Обер-фискал был прав. И он не просил ничего незаконного или дурного. И всё же в том, о чём он просил, была какая-то низость.
Иван Дмитриевич, проклиная себя, вытащил из-под бумаг на столе журнал учёта денежных трат и бросил Нестерову.
…А с севера опять надвигалась осень, словно весы Вселенной качнулись в другую сторону. По осиновым урёмам в лощинах ползли пятна желтизны, потихоньку вытесняя собою зелень; тайга непримиримо темнела, сплочённо и густо щетинясь; вверх по течению рек подымалась стылая синева; трава полегла; болота и старицы тихо вскипали туманами; в небе рябили гусиные стаи, прощально курлыкая над Алафейскими горами; прибылые волчата учились выть на луну вместе с матёрыми волками. Мир словно освобождался от излишней суеты и тесноты, пустел, стелил постель для будущих холодов.
Матвей Петрович приходил посмотреть, как в последние погожие дни каменщики Ремезова торопливо строят кремль.
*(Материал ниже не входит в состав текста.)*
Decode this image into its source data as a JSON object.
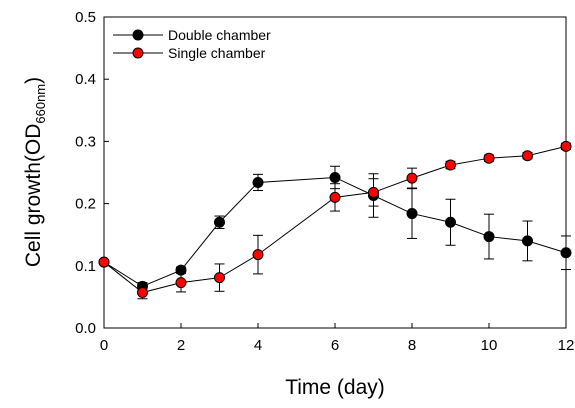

Завершить всю работу за пару месяцев, конечно, было делом немыслимым, и Семён Ульяныч поставил себе целью просто перекрыть верхи стен пятью-шестью слоями добротного свежего кирпича. Прежняя кладка под временными кровлями обветшала, а новая кладка укрепит её и предохранит от дальнейшего разрушения.
– Хоть на вершок, а вперёд, – дружелюбно сказал Гагарин Ремезову.
– Мёртвому припарки, – тотчас ответил Ремезов.
– Ты не сердись на меня, Семён Ульяныч, – искренне попросил Матвей Петрович. – Меня вон давеча владыка поучал, что не надо, мол, желать сделаться лучше всех. Надо желать, чтобы сегодня ты стал лучше, чем был вчера. А мы – хоть на два ряда – но всё же нарастили стройку. Я добра хочу.
Семён Ульяныч промолчал.
– И о Петьке твоём я тоже скорблю.
Семён Ульяныч шмыгнул носом, дёрнулся, чтобы отойти от Гагарина, но остался на месте. Была в Матвее Петровиче та душевность и щедрость, которая вновь и вновь возрождала доверие к нему.
Когда на Тобольск посыпались обложные дожди, у губернатора снова объявился обер-фискал Нестеров. Николай принёс в канцелярию записку с требованием приватной встречи. Матвей Петрович, предчувствуя очередные козни, пригласил Алексея Яковлевича к себе в дом.
Он встретил фискала в кабинете: сидел, развалясь, в кресле-корытце, и не встал, чтобы поклониться гостю. Нестеров сбросил шубу в сенях и был в кафтане старинного свекольного цвета и прадедовского покроя – прямом и длинном, как труба, с двумя рядами пуговиц от горла до колен.
– Выйди вон, – повелел Нестеров лакею Капитону.
– Выйди, – со вздохом сказал ему и Матвей Петрович.
Капитон затворил дверь кабинета.
– Изучил я расходные книги Бухгольца, – Нестеров говорил свысока, неохотно, словно делал Гагарину одолжение, – цифирь с цифирью сложил, и не сошлось у меня.